Allergic asthma is a complex and chronic inflammatory disorder which is associated with airway hyper-responsiveness and tissue remodelling of the airway structure. Although originally thought to be a Th2-driven inflammatory response to inhaled innocuous allergen, the immune response in asthma is now considered highly heterogeneous. There are now various in vivo systems which have been designed to examine the pathways leading to the development of this chronic immune response and reflect, in part this heterogeneity. Furthermore, the emergence of endogenous immunoregulatory pathways and active pro-resolving mediators hold great potential for future therapeutic intervention. In this review, the key cellular and molecular mediators relating to chronic allergic airway disease are discussed, as well as emerging players in the regulation of chronic allergic inflammation.

Fig. 1

Gene environment interactions in asthma. Asthma is an inflammatory disorder of profound heterogeneity with strong genetic and environmental components. Local airway susceptibility factors together with allergen-specific immune polarisation interact both in the induction and subsequent expression of the disease phenotype.

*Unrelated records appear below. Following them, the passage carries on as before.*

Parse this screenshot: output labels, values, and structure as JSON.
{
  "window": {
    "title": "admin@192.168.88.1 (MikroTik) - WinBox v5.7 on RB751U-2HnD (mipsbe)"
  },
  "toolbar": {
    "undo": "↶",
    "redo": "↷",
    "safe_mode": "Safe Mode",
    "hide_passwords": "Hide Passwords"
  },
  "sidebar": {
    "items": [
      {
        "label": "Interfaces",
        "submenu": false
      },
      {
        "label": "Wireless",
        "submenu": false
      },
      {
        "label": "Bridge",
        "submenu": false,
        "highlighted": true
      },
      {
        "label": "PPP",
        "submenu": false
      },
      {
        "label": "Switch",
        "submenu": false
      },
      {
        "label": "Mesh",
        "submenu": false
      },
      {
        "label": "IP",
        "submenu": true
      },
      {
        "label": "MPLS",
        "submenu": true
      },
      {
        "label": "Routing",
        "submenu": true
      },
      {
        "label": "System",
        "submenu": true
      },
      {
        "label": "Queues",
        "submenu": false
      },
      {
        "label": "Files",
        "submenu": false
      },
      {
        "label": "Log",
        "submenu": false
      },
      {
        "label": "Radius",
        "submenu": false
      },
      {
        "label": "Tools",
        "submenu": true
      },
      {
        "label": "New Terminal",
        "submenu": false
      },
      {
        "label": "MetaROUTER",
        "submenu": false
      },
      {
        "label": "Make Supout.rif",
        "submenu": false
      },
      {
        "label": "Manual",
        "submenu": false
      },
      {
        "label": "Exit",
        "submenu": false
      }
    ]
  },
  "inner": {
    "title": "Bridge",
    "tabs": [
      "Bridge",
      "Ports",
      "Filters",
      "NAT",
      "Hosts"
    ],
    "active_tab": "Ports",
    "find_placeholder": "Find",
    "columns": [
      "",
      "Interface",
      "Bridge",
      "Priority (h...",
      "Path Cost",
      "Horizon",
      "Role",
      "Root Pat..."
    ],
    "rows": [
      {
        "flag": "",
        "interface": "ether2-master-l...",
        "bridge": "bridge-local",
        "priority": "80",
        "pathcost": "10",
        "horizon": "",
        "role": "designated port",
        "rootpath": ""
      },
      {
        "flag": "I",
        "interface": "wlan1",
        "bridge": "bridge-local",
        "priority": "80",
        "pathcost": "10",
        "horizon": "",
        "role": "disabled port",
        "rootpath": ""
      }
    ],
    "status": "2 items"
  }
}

Key: EpC, epithelial cell.

Fig. 2

Immune cells and the inflammatory cascade in asthma. Initial exposure(s) to allergen leads to the activation of allergen-specific Th2 cells and IgE synthesis (sensitisation). Subsequent allergen exposures cause inflammatory-cell recruitment, activation and mediator release. IgE-sensitised mast cells expressing the high affinity IgE receptor (FcɛRI) degranulate, releasing both pre-formed and newly synthesized mediators including histamine, leukotrienes and cytokines, which promote vascular permeability, smooth muscle contraction and mucus production. Chemokines released by inflammatory and resident cells direct recruitment of inflammatory cells characterised eosinophils and Th2 cells. Eosinophils release an array of pro-inflammatory mediators, including leukotrienes and basic proteins and mediators such as, IL-5. Key: APC, antigen-presenting cell; ASM, airway smooth muscle; EpC, epithelial cell; GM-CSF, granulocyte monocyte colony stimulating factor; MHC, major histocompatibility; TCR, T cell receptor; TSLP, thymic stromal lymphopoietin.

Fig. 3

Th2 effector cells and asthma pathogenesis. Th2 cells have a central role in orchestrating the allergen-induced inflammatory response. Th2 derived IL-4 and IL-13 stimulate B cells to synthesise IgE whilst IL-5 is necessary for eosinophilic inflammation. Th2 cytokines are also involved in mast cell proliferation and allergic airway remodelling. Key: Eϕ, eosinophil; EpC, epithelial cell; EMTU, epithelial to mesenchymal tropic unit; ASM, airway smooth muscle; AHR, airway hyperreactivity.

Fig. 4

Airway remodelling in asthma. Activation of airway epithelium by aeroallergens and pollutants leads to downstream effects including inflammation, dysregulated repair, activated EMTU and tissue remodelling. Key: ASM, airway smooth muscle; ECM, extracellular matrix; EMTU, epithelial to mesenchymal trophic unit; Epc, EpC, epithelial cell; TGF-β, transforming growth factor-β.